The youth from Lawrenceburg took the youth from Columbia on a quick tour of their town, then over to Davy Crockett State Park, where they ate fruit, sandwiches, and cookies. There was a short program, featuring Paul dressed up like a frog, “Davy Croak-it”; and by the time the sun set, the two groups went their separate ways, promising to get together again soon.

If you’re ever in middle Tennessee, stop in Columbia. You can go in to Park’s Feed Store, on the main square. Ask the men shucking lima beans to describe their home town. They’ll tell you “it’s the mule capital of the world.” There’s even a Mule Days celebration once a year. The men will tell you that U.S. president James K. Polk was born here. They’ll tell you about the big Civil War battle fought near Columbia in “18 and 65,” how you can still find sabers and shells out in the hills.

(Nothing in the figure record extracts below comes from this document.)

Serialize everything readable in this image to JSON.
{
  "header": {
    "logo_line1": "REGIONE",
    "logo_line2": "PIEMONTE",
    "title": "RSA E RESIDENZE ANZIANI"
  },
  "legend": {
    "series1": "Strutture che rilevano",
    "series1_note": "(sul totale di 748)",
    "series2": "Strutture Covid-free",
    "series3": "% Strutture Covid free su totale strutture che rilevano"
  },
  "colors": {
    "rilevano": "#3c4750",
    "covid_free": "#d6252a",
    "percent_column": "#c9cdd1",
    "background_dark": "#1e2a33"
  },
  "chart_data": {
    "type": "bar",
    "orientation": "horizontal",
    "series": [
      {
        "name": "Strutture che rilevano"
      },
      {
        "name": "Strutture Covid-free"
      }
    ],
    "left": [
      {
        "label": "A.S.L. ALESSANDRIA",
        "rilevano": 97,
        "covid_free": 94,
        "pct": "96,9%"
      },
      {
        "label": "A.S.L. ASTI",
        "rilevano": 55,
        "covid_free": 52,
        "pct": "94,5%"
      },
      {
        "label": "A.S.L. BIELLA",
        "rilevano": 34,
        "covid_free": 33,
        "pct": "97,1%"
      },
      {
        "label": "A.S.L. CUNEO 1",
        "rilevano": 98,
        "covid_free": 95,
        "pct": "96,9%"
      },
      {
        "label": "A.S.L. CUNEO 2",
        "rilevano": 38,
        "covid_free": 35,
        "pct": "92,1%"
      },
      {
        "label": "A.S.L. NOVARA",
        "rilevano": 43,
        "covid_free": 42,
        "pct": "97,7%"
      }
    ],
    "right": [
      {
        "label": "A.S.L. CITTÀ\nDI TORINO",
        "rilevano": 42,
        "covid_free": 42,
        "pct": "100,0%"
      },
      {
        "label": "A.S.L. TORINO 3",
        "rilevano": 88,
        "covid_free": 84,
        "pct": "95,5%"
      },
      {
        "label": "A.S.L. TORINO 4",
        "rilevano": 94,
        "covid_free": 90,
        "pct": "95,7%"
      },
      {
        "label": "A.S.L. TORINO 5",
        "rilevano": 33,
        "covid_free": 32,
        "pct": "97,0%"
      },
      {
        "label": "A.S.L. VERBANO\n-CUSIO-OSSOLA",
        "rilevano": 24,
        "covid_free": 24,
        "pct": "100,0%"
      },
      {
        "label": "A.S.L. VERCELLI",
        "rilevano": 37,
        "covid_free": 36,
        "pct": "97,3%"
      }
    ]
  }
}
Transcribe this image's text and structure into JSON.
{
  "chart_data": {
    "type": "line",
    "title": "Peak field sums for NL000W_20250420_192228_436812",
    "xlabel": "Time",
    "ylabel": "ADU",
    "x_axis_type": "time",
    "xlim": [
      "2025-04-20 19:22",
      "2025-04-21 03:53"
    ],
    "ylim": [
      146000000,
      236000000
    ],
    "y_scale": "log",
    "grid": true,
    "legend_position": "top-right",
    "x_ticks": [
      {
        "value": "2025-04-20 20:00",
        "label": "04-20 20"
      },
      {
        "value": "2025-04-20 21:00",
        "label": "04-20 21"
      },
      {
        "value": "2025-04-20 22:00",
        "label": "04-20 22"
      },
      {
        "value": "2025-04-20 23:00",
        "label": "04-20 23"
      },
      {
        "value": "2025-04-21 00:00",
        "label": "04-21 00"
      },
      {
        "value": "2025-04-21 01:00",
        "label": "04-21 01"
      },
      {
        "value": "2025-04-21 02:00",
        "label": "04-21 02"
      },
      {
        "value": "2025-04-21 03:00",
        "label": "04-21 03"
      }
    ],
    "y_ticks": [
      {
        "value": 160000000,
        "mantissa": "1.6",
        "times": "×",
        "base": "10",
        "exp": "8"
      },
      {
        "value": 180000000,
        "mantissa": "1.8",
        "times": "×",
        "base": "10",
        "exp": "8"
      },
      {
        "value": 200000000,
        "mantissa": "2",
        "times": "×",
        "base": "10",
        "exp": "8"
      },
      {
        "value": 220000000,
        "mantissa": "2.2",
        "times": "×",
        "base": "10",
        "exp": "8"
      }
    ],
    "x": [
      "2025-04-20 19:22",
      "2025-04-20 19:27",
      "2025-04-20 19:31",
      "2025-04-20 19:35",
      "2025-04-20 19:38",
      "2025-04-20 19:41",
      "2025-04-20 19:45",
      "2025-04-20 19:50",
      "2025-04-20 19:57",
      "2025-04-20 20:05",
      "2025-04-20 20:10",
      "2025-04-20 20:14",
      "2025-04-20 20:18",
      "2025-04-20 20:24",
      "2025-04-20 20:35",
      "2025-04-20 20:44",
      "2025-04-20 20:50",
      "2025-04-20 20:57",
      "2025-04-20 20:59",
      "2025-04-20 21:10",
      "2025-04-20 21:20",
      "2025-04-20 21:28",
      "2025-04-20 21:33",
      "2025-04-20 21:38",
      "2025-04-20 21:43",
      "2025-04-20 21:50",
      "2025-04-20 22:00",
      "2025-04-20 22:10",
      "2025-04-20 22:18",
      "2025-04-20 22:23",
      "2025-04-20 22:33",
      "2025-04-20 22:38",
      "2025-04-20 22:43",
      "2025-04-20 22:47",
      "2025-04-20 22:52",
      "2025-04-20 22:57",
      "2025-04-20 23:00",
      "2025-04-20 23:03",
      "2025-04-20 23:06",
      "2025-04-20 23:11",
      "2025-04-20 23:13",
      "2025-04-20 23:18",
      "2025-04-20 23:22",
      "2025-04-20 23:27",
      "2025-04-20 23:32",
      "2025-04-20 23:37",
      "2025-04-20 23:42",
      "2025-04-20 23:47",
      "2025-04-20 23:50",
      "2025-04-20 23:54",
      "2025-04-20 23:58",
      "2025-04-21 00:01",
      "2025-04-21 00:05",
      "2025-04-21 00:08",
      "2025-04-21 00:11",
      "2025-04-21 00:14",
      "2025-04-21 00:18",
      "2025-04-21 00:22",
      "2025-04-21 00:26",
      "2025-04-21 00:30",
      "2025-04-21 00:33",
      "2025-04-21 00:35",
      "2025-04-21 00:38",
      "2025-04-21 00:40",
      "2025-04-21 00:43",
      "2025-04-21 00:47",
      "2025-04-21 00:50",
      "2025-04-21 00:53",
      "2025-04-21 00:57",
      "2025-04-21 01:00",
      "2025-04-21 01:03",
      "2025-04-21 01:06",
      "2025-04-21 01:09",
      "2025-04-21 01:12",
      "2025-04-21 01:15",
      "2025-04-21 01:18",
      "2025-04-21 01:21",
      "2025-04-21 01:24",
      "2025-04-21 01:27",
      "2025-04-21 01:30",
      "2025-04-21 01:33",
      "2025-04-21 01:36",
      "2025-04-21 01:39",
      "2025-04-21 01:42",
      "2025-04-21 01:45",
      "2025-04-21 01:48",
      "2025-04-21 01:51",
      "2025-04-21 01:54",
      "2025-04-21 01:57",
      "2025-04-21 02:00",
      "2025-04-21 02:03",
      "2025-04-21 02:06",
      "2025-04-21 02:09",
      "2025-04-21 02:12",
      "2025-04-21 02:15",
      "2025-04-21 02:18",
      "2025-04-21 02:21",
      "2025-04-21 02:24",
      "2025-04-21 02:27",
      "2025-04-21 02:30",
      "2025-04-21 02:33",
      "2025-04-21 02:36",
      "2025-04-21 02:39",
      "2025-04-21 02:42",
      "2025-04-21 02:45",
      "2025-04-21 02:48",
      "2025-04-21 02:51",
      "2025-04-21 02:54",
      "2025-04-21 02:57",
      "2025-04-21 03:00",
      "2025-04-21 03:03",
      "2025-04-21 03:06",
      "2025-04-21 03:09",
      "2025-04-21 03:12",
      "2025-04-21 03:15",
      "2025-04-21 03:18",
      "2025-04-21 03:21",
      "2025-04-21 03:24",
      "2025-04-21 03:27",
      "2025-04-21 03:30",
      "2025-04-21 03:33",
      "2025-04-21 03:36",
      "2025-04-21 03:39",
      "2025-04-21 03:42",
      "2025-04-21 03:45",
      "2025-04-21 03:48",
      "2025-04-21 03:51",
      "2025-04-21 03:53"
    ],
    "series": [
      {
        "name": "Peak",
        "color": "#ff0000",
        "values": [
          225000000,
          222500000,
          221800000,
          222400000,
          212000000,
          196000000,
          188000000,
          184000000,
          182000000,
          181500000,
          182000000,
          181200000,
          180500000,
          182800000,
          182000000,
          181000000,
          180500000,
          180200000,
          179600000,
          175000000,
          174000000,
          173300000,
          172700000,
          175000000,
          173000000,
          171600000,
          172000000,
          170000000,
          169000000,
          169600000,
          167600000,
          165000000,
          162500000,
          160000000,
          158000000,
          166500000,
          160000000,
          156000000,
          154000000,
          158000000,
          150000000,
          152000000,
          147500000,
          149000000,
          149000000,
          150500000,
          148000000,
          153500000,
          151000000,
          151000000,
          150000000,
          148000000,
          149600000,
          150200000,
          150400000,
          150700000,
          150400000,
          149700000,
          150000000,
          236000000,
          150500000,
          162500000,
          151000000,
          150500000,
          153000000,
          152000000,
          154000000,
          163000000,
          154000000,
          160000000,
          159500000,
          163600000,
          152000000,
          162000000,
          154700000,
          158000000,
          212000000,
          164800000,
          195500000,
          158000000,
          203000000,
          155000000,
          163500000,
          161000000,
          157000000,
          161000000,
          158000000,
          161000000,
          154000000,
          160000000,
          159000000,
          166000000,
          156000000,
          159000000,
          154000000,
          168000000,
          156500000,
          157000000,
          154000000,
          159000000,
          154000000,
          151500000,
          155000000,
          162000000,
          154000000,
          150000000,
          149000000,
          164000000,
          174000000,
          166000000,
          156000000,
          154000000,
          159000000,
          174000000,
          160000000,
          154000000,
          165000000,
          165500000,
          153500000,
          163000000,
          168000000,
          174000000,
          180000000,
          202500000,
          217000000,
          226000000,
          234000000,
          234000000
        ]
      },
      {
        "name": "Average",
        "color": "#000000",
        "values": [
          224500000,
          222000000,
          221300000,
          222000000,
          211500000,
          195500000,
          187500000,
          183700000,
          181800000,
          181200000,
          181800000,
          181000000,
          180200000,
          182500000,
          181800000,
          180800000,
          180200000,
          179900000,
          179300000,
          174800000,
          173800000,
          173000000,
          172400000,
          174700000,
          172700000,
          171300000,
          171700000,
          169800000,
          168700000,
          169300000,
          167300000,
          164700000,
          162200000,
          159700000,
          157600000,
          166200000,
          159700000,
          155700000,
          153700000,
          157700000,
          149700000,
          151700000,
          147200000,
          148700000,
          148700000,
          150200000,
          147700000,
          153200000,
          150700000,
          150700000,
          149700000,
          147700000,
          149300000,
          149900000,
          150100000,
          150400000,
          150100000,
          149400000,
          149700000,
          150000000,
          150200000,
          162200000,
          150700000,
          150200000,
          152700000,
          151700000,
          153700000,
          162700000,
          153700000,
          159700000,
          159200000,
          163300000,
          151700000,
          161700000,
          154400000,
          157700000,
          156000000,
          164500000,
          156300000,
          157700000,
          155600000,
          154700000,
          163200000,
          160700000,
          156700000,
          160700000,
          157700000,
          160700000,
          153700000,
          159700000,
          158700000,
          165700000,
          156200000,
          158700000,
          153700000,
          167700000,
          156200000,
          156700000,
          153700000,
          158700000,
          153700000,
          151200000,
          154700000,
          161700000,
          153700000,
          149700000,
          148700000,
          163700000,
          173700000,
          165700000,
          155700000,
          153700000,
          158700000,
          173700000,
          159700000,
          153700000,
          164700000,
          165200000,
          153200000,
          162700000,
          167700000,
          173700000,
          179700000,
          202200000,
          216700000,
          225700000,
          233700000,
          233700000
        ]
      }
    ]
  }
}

Then go to Lawrenceburg and ask the people there about their city. They’ll tell you that Davy Crockett lived here while he was a Congressman, after his explorations and before he died at the Alamo. They’ll show you his statue in the town square. They’ll even walk down the street with you to the plaque that marks the spot where his house once stood.

But ask Latter-day Saint youth in either city what it’s like to live in Tennessee, and you’re likely to hear a description, not only of the town their ward’s in, but of their neighboring ward as well. Of the people, the service, and the fun. Of the joy and the spiritual growth that can come through the influence of good friends and fellow Saints.

Because when you live in either ward down here, you live in both.

Photos by Richard M. Romney

Though they’re in separate wards, the youth in Lawrenceburg and Columbia love to be together. At a picnic in Columbia, you’ll see friends from Lawrenceburg, too. Visit the Davy Crockett statue in Lawrenceburg, and kids from Columbia will tag along, toting an extra watermelon for a snack.

Three o’clock is an early hour to rise, especially when you were at the hayride the night before. But when there’s an assignment in Nashville, you can bet the Columbia youth will be there. This time they canned beans and made “rooster caps” from rubber gloves.

The Lord said, “Let not your hands be weak: for your work shall be rewarded” (2 Chr. 15:7). The Columbia Ward knows joy comes from service. “It makes me feel good to know I’m helping,” one young woman said.

“That’s not a frog,” three young ladies cheered when Paul McDow sang about being green. “That’s Davy Croak-it!” Paul’s skit was one big hit at the picnic sponsored by the Lawrenceburg Ward. The other was the fanciest fruit bowl Lawrenceburg—or Columbia for that matter—had ever seen.

The object of being together is, of course, to build fellowship and faith. The scriptures speak of this, too: “That same sociality which exists among us here will exist among us there, only it will be coupled with eternal glory” (D&C 130:2).

To live in central Tennessee is to be close to the country. You can relax for a moment at a covered bridge in a park near Lawrenceburg. In Columbia, visit a mansion called Ramle ’n Snap, stop at Park’s Feed Store, or drive to a nearby farm that raises hogs and mules. Wherever you go you’ll feel welcome, especially among the Latter-day Saints.